Complementing this manufacturing push, the Central Board of Indirect Taxes and Customs (CBIC) launched ICEGATE 2.0, modernizing India’s trade facilitation infrastructure. More importantly, CBIC consolidated 31 separate custom duty notifications into a single comprehensive framework effective November 1, 2025. This consolidation eliminated years of regulatory complexity and improved ease of doing business and trade by translating into faster clearances, reduced compliance costs, and improved predictability.
The monetary architecture also underwent its own transformation in 2025. The Reserve Bank of India (RBI), recognizing the rare coincidence of robust growth and declining inflation, implemented three repo rate cuts totalling 125 basis points from 6.5 per cent in February to 5.35 per cent by December. RBI Governor termed it a “Goldilocks period” wherein growth is surging to 8.2 per cent in Q2 while inflation remained controlled around 2 per cent, well within the RBI’s 2-6 per cent target band. The RBI complemented rate cuts with Rs 1 lakh crore in open market bond purchases, a $5 billion forex swap, and a 100 basis points reduction in Cash Reserve Ratio to 3 per cent. More than monetary easing, like CBIC, RBI also went ahead with a transformative move through consolidation of over 9000 circulars, guidelines, and master directions into 244 streamlined Master Directions covering 11 types of regulated entities. It was a fundamental restructuring that reduced compliance burden and improved clarity for the entire financial sector.
Recently, on November 21 the Government of India implemented its four Labour Codes by consolidating 29 archaic central labour laws into a unified framework touching upon 63 million enterprises. The transformation in ease of doing business was staggering: 1436 rules reduced to 351, compliance forms slashed from 181 to 73, and separate registers consolidated from 84 to just 8. But the genius of these codes lay not just in what they removed, but in whom they included. For the first time, gig workers, platform workers, and millions in the unorganized sector found themselves covered under social security, expanding the coverage from 19 per cent of the workforce to over 64 per cent. These reforms transformed not just ease of doing business but ease of living for India’s working population and MSMEs. They were tangible improvements in the daily dignity and security of millions.
These reforms collectively reveal something far more profound: a coherent, coordinated strategy where fiscal policy, monetary policy, trade facilitation, manufacturing incentives, and labour market reforms amplified each other. The 2025 reforms laid the institutional infrastructure for sustained growth: simplified compliance systems, expanded social security, rationalized taxation, modernized trade facilitation, and accommodative monetary policy.
THESE ARE NOT END-POINTS BUT FOUNDATIONS.
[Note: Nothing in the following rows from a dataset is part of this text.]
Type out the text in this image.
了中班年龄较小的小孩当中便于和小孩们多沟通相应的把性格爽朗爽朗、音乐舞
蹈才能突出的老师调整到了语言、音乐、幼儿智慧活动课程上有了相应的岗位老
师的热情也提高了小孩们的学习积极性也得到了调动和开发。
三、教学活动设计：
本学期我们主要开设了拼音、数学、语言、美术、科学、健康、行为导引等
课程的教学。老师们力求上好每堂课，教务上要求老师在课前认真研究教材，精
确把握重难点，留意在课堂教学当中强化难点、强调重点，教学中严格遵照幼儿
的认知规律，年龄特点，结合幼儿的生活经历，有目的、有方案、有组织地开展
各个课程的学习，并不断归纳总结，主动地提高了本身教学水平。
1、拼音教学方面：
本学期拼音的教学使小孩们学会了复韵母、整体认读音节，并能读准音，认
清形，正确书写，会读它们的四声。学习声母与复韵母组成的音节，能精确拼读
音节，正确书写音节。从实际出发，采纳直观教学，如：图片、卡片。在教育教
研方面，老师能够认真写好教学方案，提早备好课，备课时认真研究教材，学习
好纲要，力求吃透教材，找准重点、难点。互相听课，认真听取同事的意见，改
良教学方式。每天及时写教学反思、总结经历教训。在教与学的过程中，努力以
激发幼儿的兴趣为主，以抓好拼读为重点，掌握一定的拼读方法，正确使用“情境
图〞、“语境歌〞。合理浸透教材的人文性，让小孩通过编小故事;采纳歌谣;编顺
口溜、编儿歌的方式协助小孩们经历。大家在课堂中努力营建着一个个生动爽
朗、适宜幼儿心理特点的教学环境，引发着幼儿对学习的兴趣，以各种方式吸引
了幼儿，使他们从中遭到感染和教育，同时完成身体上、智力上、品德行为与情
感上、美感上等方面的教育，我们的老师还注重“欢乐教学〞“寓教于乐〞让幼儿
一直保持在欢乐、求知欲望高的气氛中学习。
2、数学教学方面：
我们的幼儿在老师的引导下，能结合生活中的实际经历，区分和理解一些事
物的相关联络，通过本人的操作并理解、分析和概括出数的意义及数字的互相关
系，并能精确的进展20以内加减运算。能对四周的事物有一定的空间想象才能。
2025 proved that India can reform at scale, with coordination, and with an eye toward long-term transformation. The reforms were telescopic: acting in Amrit Kaal while building the architecture for Viksit Bharat by 2047. The foundations laid in 2025 need sustained, systemic and unrelenting execution in 2026 through a whole-of-government and whole-of-nation approach for an inclusive and transformative Viksit Bharat.
Avinash Pandey is a civil servant in the Indian Revenue Service, Government of India. Views are personal and do not reflect those of any organisation or the government.